Part 3: Misleading Truth3

Sometimes, a completely honest, but not well-thought-out graph can distort the information that the visualization intends to show.

Q - What is the graph trying to show?

Q - Why is this graph misleading?

“In general, highly deprived neighborhoods such as urban areas tend to be densely populated, and they are less visible on a regular map. By contrast, wealthier suburban areas – which are often less densely populated and therefore much larger – dominate the map. So there’s a risk that readers might draw inaccurate conclusions about the level of deprivation in any given area.”

Therefore, we may consider non-traditional maps such as hexagonal geogrids scaled by resident population to give readers a more accurate impression.

Part 4: Algorithmic Bias and Simpson’s Paradox

A company uses a machine learning algorithm to determine which job advertisement to display for users searching for technology jobs. Based on past results, the algorithm tends to display lower paying jobs for women than for men (after controlling for other characteristics than gender).4

Q - What ethical considerations might be considered when reviewing this algorithm?

Simpson’s paradox is a phenomenon where conclusions drawn from analyzing subgroups differ from conclusions drawn from the aggregate group. We will demonstrate Simpson’s paradox with the data below. 5

berk <- read_csv("data/Berkeley_admissions.csv")

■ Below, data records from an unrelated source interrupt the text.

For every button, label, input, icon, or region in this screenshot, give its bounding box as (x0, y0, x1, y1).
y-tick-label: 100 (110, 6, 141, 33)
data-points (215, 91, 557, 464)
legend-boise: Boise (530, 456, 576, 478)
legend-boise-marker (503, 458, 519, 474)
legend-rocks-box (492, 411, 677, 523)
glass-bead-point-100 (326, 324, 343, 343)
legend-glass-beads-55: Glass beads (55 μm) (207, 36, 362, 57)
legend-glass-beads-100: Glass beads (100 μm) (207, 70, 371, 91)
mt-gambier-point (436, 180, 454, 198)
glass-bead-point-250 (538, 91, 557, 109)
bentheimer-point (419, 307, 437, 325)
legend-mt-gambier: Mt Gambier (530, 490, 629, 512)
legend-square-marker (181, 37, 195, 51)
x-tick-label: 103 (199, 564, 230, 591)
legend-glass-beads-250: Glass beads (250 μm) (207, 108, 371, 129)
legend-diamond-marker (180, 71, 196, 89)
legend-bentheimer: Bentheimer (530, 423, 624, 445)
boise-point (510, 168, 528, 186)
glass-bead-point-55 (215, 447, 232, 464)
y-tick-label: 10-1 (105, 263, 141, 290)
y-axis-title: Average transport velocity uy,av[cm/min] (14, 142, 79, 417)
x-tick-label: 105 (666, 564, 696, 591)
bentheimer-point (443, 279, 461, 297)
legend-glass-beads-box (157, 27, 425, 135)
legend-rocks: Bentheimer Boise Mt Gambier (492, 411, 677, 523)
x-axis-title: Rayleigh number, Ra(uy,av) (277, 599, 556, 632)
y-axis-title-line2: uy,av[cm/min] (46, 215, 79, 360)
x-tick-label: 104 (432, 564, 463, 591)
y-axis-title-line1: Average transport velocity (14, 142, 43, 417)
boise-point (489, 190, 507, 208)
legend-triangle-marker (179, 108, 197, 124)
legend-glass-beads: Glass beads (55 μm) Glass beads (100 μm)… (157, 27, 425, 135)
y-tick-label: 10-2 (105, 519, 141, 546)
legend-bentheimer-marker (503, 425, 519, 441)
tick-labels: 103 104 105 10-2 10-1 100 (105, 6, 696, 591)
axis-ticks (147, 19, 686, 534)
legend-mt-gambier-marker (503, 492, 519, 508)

Q - Let’s compute total female / male applicants, the total number of applicants accepted, and acceptance probabilities for female / male / all applicants.

Q - So what happened at Berkeley?

Data Ethics

Part 5: Ethics in Collecting & Handling Data

A data analyst received permission to post a dataset that was scraped from a social media site. The full dataset included name, username, email address, geographic location, IP (Internet protocol) address, demographic profiles, and preferences for relationships. The analyst removes name and email address from the dataset in effort to de-identify it.

Q - Why might it be problematic to post this dataset publicly?

Q - You want to make the data available so your analysis is transparent and reproducible. How can you modify the full dataset to make the data available in an ethical way?

Submitting Application Exercises

  • Once you have completed the activity, push your final changes to your GitHub repo.
  • Make sure you committed at least three times.
  • Check that your repo is updated on GitHub, and that’s all you need to do to submit application exercises for participation.